Kendimizi, yarattığımız eğitim sisteminin çaresizlikleri içine hapis edip, sonra bu sistemi ve kalabalıkları aşmak için çeşitli isimlerde yıllardır sürdürdüğümüz bir sınavlar sistemi yaratmışız. Zaten fakirleşen halka eğitim ekonomisinin içinde çeşit çeşit harcama kalemleri yaratmışsın. Çocuğum bari bu kaderden kurtulsun, doktor, mühendis olsun diye elinde avucunda ne varsa harcıyor veliler.

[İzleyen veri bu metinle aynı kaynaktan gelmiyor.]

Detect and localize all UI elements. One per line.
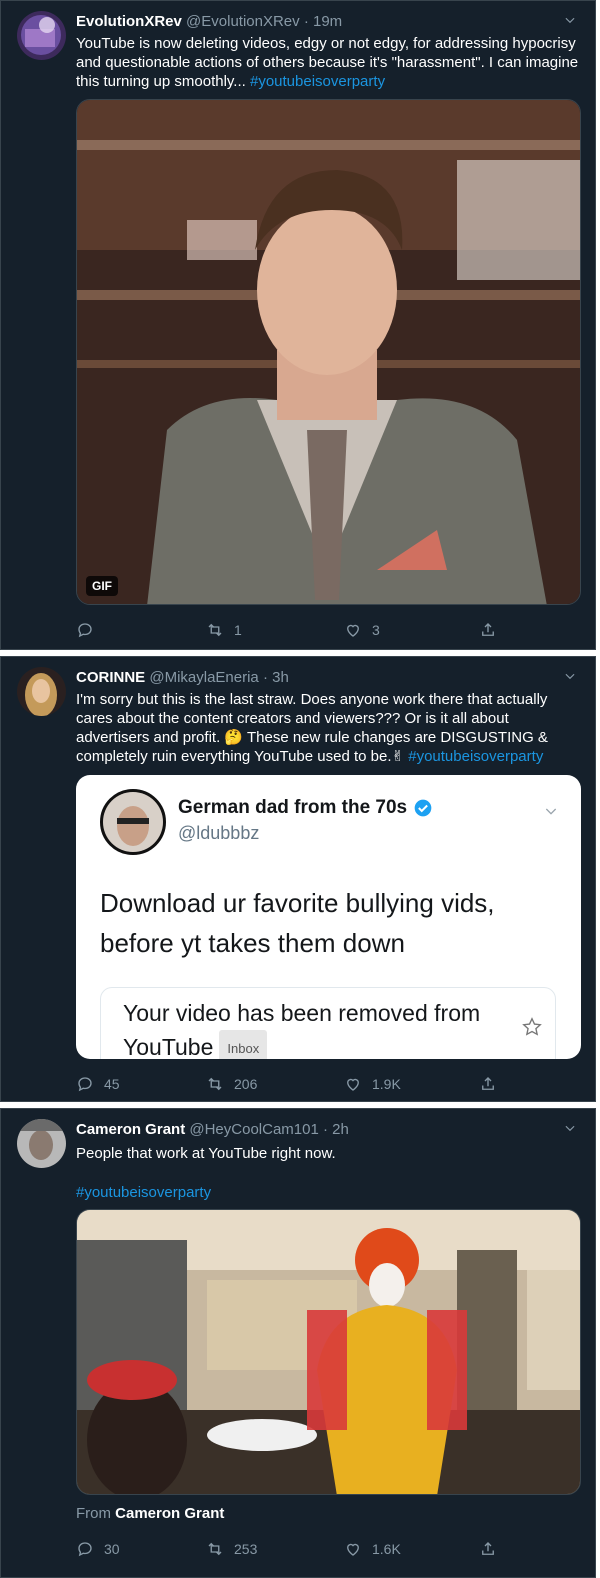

Üniversitelerin sayısını artırmışsın ama akademik olarak yetersiz akademisyenlerle şişirmişsin. Akademisyenler araştırma yapmak, tez yazmak, bilimsel sonuçlar çıkartmak yerine bol bol ders saati doldurup, maaşını artırma yoluna girmişler. Akademisyenlerinin her biri 10 yılda toplam 2 şer bilimsel yayın yapabilen üniversitemiz, dünyanın ilk 500 üniversitesi içine girebilmiş. Diğer üniversiteleri düşünün belki akademisyenlerinin 1 araştırma ortalaması bile yoktur. Zeki öğrencilerin bir kısmını üniversite sıralarında enerjilerini söndürürken, ısrarlı olarak zihnini kullanmayı sürdüren öğrencileri yurt dışına adeta “armut piş, ağzıma düş” misali kayıp ediyoruz. Sonra da bilimsellik, sanayileşme, dünya ile rekabet etmeyi bekliyoruz. Hâlâ ülkede kalan olursa, akademiye de, iş hayatına da politik kartvizit getiremediği için almıyoruz. Yazık bu üniversite hazırlığı için alınan dershane eğitimine, alınan kitaplara ve verilen emeklere. Üniversitenin kapısına gelmiş tüm öğrencileri sınavsız okullara kayıt yapsak, sonra da derse devam edebilen ve sadece gerçek anlamda sınavlarda başarılı olanları bir üst sınıfa geçirsek daha başarılı öğrenciler yetiştirebiliriz. Şimdiki sistemde de üniversitelerimizin dünya sıralamasında yeri bellidir ki bu seviyenin altına da ne yapsak inemez.